I had initially avoided あせとせっけん simply because of the cover of the first volume. The main character being pinned against a wall by a guy looks very…bad. My initial thought was that if it wasn’t adult oriented then it at least had assault, which I was not comfortable with.
But friends of mine insisted that it was a really good manga so I decided to give it a try and found it…to be a really good manga! Not only that, but I think it’s a great manga for advanced readers and practicing business Japanese and Japanese used by adults.
Why You Should Read あせとせっけん (Sweat and Soap)
I should say that this manga not for children because of some adult images, but it’s not an adult manga. There’s not really any fan-service, any naked bodies in the manga are portrayed in a very respectful way that makes sense for the story. (No ecchi panty shots for the sake of ecchi panty shots.)
The protagonists Asako Yaeshima and Kotaro Tadori start dating early in the first volume and the whole story is mostly about them learning about each other and how to navigate this new relationship they have. Asako hasn’t had any experience being in a relationship before, and her anxieties about her new boyfriend are compounded by her lack of confidence and self-doubt due to her chronic sweating. And through Kotaro she starts to find value in herself.
Asako also has a tendency (at first) to puts Kotaro on a pedestal and always puts herself down. This is something he’s clearly not comfortable with and I love how he’s patient and kind with her, and tries to help her when she’s sad, and clearly communicates his thoughts and expectations.
I also love how they have a very adult relationship. It’s not “oh my goodness we held hands!” (well, there is a little…) but they actually have sex on the first date! Any embarrassing situations comes up at work because Asako wants to keep their relationship a secret until she’s ready (something Kotaro respects!)
あせとせっけん is about adults in an adult relationship, and I love it!
Why Japanese Learners Should Read あせとせっけん
As this manga is about adults in adult relationships, all conversations are between adults. Asako and Kotaro work in the same company and they were strangers before lovers, so most of their conversations in the first few volumes are in a mix of casual and polite です Japanese.

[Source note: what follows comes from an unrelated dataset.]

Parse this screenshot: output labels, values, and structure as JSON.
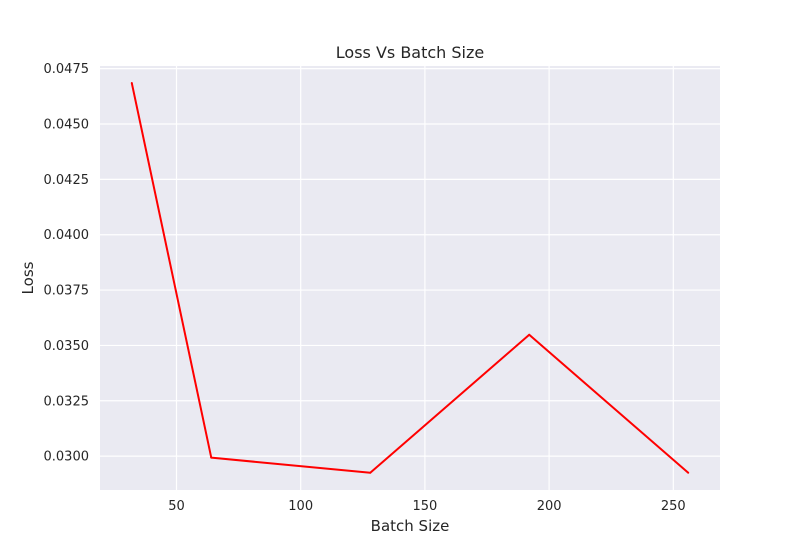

For example, Asako offers to cook Kotaro dinner. He’s excited and says 作ってくれるんですか！？ and then follows it with めっちゃ食べたい！！ This mix of です and casual is very natural. They’re polite to each other but don’t use です・ます in every sentence otherwise it can create a sense of distance.
As their relationship grows they eventually shift more and more to casual Japanese.

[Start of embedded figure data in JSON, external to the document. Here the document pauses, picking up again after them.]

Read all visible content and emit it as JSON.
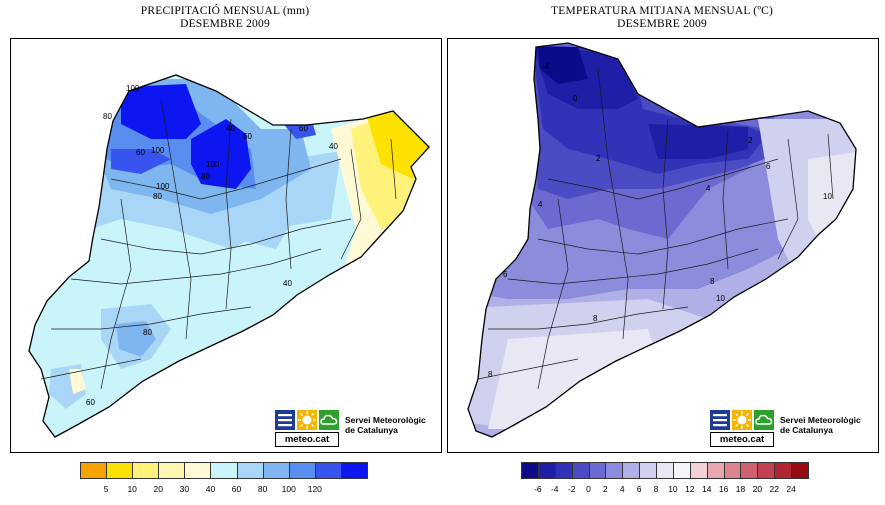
{
  "left_map": {
    "title_line1": "PRECIPITACIÓ MENSUAL (mm)",
    "title_line2": "DESEMBRE 2009",
    "contour_labels": [
      "100",
      "80",
      "60",
      "40",
      "60",
      "100",
      "80",
      "40",
      "60",
      "100",
      "100",
      "80",
      "80",
      "40",
      "60"
    ],
    "legend": {
      "colors": [
        "#f5a300",
        "#fde100",
        "#fef27a",
        "#fef6b0",
        "#fff9d6",
        "#c9f5fa",
        "#a9d5f7",
        "#7fb6f0",
        "#5a8df0",
        "#3854ee",
        "#0b16f0"
      ],
      "ticks": [
        "5",
        "10",
        "20",
        "30",
        "40",
        "60",
        "80",
        "100",
        "120"
      ]
    },
    "logo": {
      "wordmark": "meteo.cat",
      "service_line1": "Servei Meteorològic",
      "service_line2": "de Catalunya"
    }
  },
  "right_map": {
    "title_line1": "TEMPERATURA MITJANA MENSUAL (ºC)",
    "title_line2": "DESEMBRE 2009",
    "contour_labels": [
      "-4",
      "0",
      "2",
      "2",
      "4",
      "4",
      "6",
      "6",
      "8",
      "8",
      "10",
      "8",
      "10"
    ],
    "legend": {
      "colors": [
        "#0b0b8a",
        "#1e1ea6",
        "#3232b8",
        "#4b4bc4",
        "#6a6ad0",
        "#8c8cdc",
        "#b0b0e6",
        "#d0d0ef",
        "#e8e8f5",
        "#f5f5fa",
        "#f2d2d6",
        "#e7a8b0",
        "#db8590",
        "#cf6070",
        "#c24050",
        "#b22532",
        "#950d12"
      ],
      "ticks": [
        "-6",
        "-4",
        "-2",
        "0",
        "2",
        "4",
        "6",
        "8",
        "10",
        "12",
        "14",
        "16",
        "18",
        "20",
        "22",
        "24"
      ]
    },
    "logo": {
      "wordmark": "meteo.cat",
      "service_line1": "Servei Meteorològic",
      "service_line2": "de Catalunya"
    }
  }
}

Then again, because they work at the same company there’s also a lot of business Japanese. You see e-mail correspondents and have conversations between people in different departments, which all use keigo.

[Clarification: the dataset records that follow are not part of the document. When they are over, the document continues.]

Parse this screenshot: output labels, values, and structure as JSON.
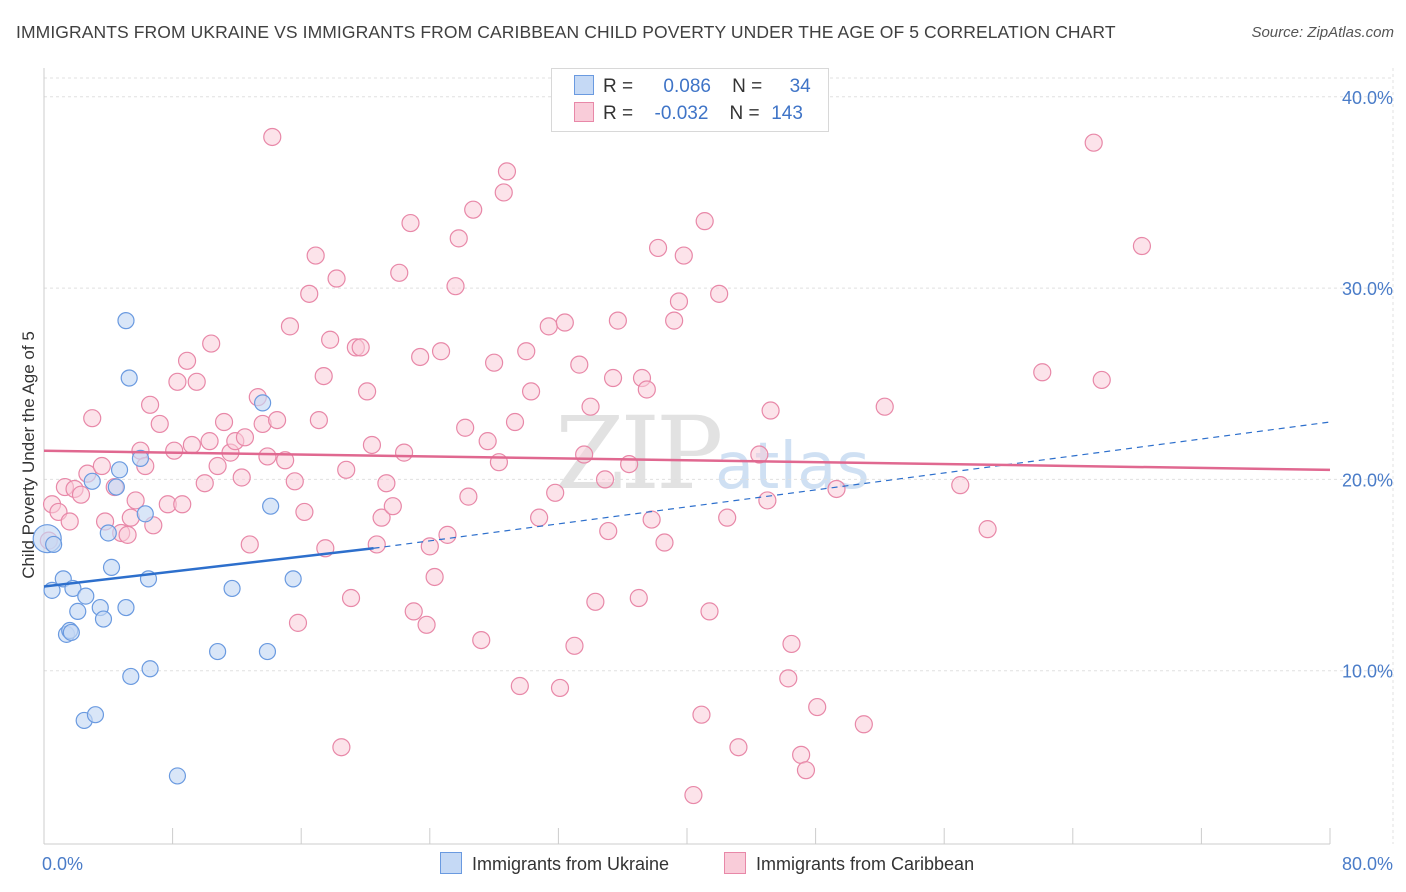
{
  "title": "IMMIGRANTS FROM UKRAINE VS IMMIGRANTS FROM CARIBBEAN CHILD POVERTY UNDER THE AGE OF 5 CORRELATION CHART",
  "source": "Source: ZipAtlas.com",
  "watermark": {
    "zip": "ZIP",
    "atlas": "atlas"
  },
  "legend": {
    "r_label": "R =",
    "n_label": "N =",
    "ukraine": {
      "r": "0.086",
      "n": "34"
    },
    "caribbean": {
      "r": "-0.032",
      "n": "143"
    }
  },
  "colors": {
    "ukraine_fill": "#c5d9f5",
    "ukraine_stroke": "#6a9ae0",
    "ukraine_line": "#2d6fcc",
    "caribbean_fill": "#f9ccd9",
    "caribbean_stroke": "#e888a8",
    "caribbean_line": "#e06890",
    "axis_text": "#4a7cc8",
    "grid": "#e0e0e0"
  },
  "chart_data": {
    "type": "scatter",
    "title": "IMMIGRANTS FROM UKRAINE VS IMMIGRANTS FROM CARIBBEAN CHILD POVERTY UNDER THE AGE OF 5 CORRELATION CHART",
    "xlabel": "",
    "ylabel": "Child Poverty Under the Age of 5",
    "xlim": [
      0,
      80
    ],
    "ylim": [
      0,
      40
    ],
    "x_tick_labels": [
      "0.0%",
      "80.0%"
    ],
    "y_ticks": [
      10,
      20,
      30,
      40
    ],
    "y_tick_labels": [
      "10.0%",
      "20.0%",
      "30.0%",
      "40.0%"
    ],
    "grid": true,
    "series": [
      {
        "name": "Immigrants from Ukraine",
        "trend": {
          "x": [
            0,
            20.5
          ],
          "y": [
            14.4,
            16.4
          ],
          "dashed_to": [
            80,
            23.0
          ]
        },
        "points": [
          [
            0.2,
            16.9
          ],
          [
            0.6,
            16.6
          ],
          [
            0.5,
            14.2
          ],
          [
            1.2,
            14.8
          ],
          [
            1.8,
            14.3
          ],
          [
            1.4,
            11.9
          ],
          [
            1.6,
            12.1
          ],
          [
            1.7,
            12.0
          ],
          [
            2.1,
            13.1
          ],
          [
            2.6,
            13.9
          ],
          [
            3.5,
            13.3
          ],
          [
            3.7,
            12.7
          ],
          [
            2.5,
            7.4
          ],
          [
            3.2,
            7.7
          ],
          [
            4.2,
            15.4
          ],
          [
            4.0,
            17.2
          ],
          [
            3.0,
            19.9
          ],
          [
            4.5,
            19.6
          ],
          [
            4.7,
            20.5
          ],
          [
            6.0,
            21.1
          ],
          [
            6.3,
            18.2
          ],
          [
            5.1,
            13.3
          ],
          [
            6.5,
            14.8
          ],
          [
            5.3,
            25.3
          ],
          [
            5.1,
            28.3
          ],
          [
            5.4,
            9.7
          ],
          [
            6.6,
            10.1
          ],
          [
            8.3,
            4.5
          ],
          [
            10.8,
            11.0
          ],
          [
            11.7,
            14.3
          ],
          [
            13.6,
            24.0
          ],
          [
            14.1,
            18.6
          ],
          [
            13.9,
            11.0
          ],
          [
            15.5,
            14.8
          ]
        ]
      },
      {
        "name": "Immigrants from Caribbean",
        "trend": {
          "x": [
            0,
            80
          ],
          "y": [
            21.5,
            20.5
          ]
        },
        "points": [
          [
            0.3,
            16.8
          ],
          [
            0.5,
            18.7
          ],
          [
            0.9,
            18.3
          ],
          [
            1.3,
            19.6
          ],
          [
            1.6,
            17.8
          ],
          [
            1.9,
            19.5
          ],
          [
            2.3,
            19.2
          ],
          [
            2.7,
            20.3
          ],
          [
            3.0,
            23.2
          ],
          [
            3.6,
            20.7
          ],
          [
            3.8,
            17.8
          ],
          [
            4.4,
            19.6
          ],
          [
            4.8,
            17.2
          ],
          [
            5.2,
            17.1
          ],
          [
            5.4,
            18.0
          ],
          [
            5.7,
            18.9
          ],
          [
            6.0,
            21.5
          ],
          [
            6.3,
            20.7
          ],
          [
            6.6,
            23.9
          ],
          [
            6.8,
            17.6
          ],
          [
            7.2,
            22.9
          ],
          [
            7.7,
            18.7
          ],
          [
            8.1,
            21.5
          ],
          [
            8.3,
            25.1
          ],
          [
            8.6,
            18.7
          ],
          [
            8.9,
            26.2
          ],
          [
            9.2,
            21.8
          ],
          [
            9.5,
            25.1
          ],
          [
            10.0,
            19.8
          ],
          [
            10.3,
            22.0
          ],
          [
            10.4,
            27.1
          ],
          [
            10.8,
            20.7
          ],
          [
            11.2,
            23.0
          ],
          [
            11.6,
            21.4
          ],
          [
            11.9,
            22.0
          ],
          [
            12.3,
            20.1
          ],
          [
            12.5,
            22.2
          ],
          [
            12.8,
            16.6
          ],
          [
            13.3,
            24.3
          ],
          [
            13.6,
            22.9
          ],
          [
            13.9,
            21.2
          ],
          [
            14.2,
            37.9
          ],
          [
            14.5,
            23.1
          ],
          [
            15.0,
            21.0
          ],
          [
            15.3,
            28.0
          ],
          [
            15.6,
            19.9
          ],
          [
            15.8,
            12.5
          ],
          [
            16.2,
            18.3
          ],
          [
            16.5,
            29.7
          ],
          [
            16.9,
            31.7
          ],
          [
            17.1,
            23.1
          ],
          [
            17.4,
            25.4
          ],
          [
            17.5,
            16.4
          ],
          [
            17.8,
            27.3
          ],
          [
            18.2,
            30.5
          ],
          [
            18.5,
            6.0
          ],
          [
            18.8,
            20.5
          ],
          [
            19.1,
            13.8
          ],
          [
            19.4,
            26.9
          ],
          [
            19.7,
            26.9
          ],
          [
            20.1,
            24.6
          ],
          [
            20.4,
            21.8
          ],
          [
            20.7,
            16.6
          ],
          [
            21.0,
            18.0
          ],
          [
            21.3,
            19.8
          ],
          [
            21.7,
            18.6
          ],
          [
            22.1,
            30.8
          ],
          [
            22.4,
            21.4
          ],
          [
            22.8,
            33.4
          ],
          [
            23.0,
            13.1
          ],
          [
            23.4,
            26.4
          ],
          [
            23.8,
            12.4
          ],
          [
            24.0,
            16.5
          ],
          [
            24.3,
            14.9
          ],
          [
            24.7,
            26.7
          ],
          [
            25.1,
            17.1
          ],
          [
            25.6,
            30.1
          ],
          [
            25.8,
            32.6
          ],
          [
            26.2,
            22.7
          ],
          [
            26.4,
            19.1
          ],
          [
            26.7,
            34.1
          ],
          [
            27.2,
            11.6
          ],
          [
            27.6,
            22.0
          ],
          [
            28.0,
            26.1
          ],
          [
            28.3,
            20.9
          ],
          [
            28.6,
            35.0
          ],
          [
            28.8,
            36.1
          ],
          [
            29.3,
            23.0
          ],
          [
            29.6,
            9.2
          ],
          [
            30.0,
            26.7
          ],
          [
            30.3,
            24.6
          ],
          [
            30.8,
            18.0
          ],
          [
            31.4,
            28.0
          ],
          [
            31.8,
            19.3
          ],
          [
            32.1,
            9.1
          ],
          [
            32.4,
            28.2
          ],
          [
            33.0,
            11.3
          ],
          [
            33.3,
            26.0
          ],
          [
            33.6,
            21.3
          ],
          [
            34.0,
            23.8
          ],
          [
            34.3,
            13.6
          ],
          [
            34.9,
            20.0
          ],
          [
            35.1,
            17.3
          ],
          [
            35.4,
            25.3
          ],
          [
            35.7,
            28.3
          ],
          [
            36.4,
            20.8
          ],
          [
            37.0,
            13.8
          ],
          [
            37.2,
            25.3
          ],
          [
            37.5,
            24.7
          ],
          [
            37.8,
            17.9
          ],
          [
            38.2,
            32.1
          ],
          [
            38.6,
            16.7
          ],
          [
            39.2,
            28.3
          ],
          [
            39.5,
            29.3
          ],
          [
            39.8,
            31.7
          ],
          [
            40.4,
            3.5
          ],
          [
            40.9,
            7.7
          ],
          [
            41.1,
            33.5
          ],
          [
            41.4,
            13.1
          ],
          [
            42.0,
            29.7
          ],
          [
            42.5,
            18.0
          ],
          [
            43.2,
            6.0
          ],
          [
            44.5,
            21.3
          ],
          [
            45.0,
            18.9
          ],
          [
            45.2,
            23.6
          ],
          [
            46.3,
            9.6
          ],
          [
            46.5,
            11.4
          ],
          [
            47.1,
            5.6
          ],
          [
            47.4,
            4.8
          ],
          [
            48.1,
            8.1
          ],
          [
            49.3,
            19.5
          ],
          [
            51.0,
            7.2
          ],
          [
            52.3,
            23.8
          ],
          [
            57.0,
            19.7
          ],
          [
            58.7,
            17.4
          ],
          [
            62.1,
            25.6
          ],
          [
            65.8,
            25.2
          ],
          [
            65.3,
            37.6
          ],
          [
            68.3,
            32.2
          ]
        ]
      }
    ]
  },
  "bottom_legend": {
    "ukraine": "Immigrants from Ukraine",
    "caribbean": "Immigrants from Caribbean"
  }
}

For example, in the first chapter Kotaro does something incredibly rude (almost unforgivable) to Asako and sends her an email to apologise. This is a very typical email you might see at an office (although it’s missing お疲れ様です).
Another example is when Asako phones someone from a different department and asks them if they have time to check something. This is very common Japanese used over the phone with people outside your group.
This really is a fantastic manga if you want to expose yourself to more keigo and business Japanese in a natural way.
I am honestly surprised by how much I love あせとせっけん. The characters feel like real people who aren’t perfect but they try to do the best they can. It’s also a great look into real adult relationships in Japan.
For Japanese study I’d say this manga is great for lots of N2 and N1 advanced Japanese used by adults in a business setting.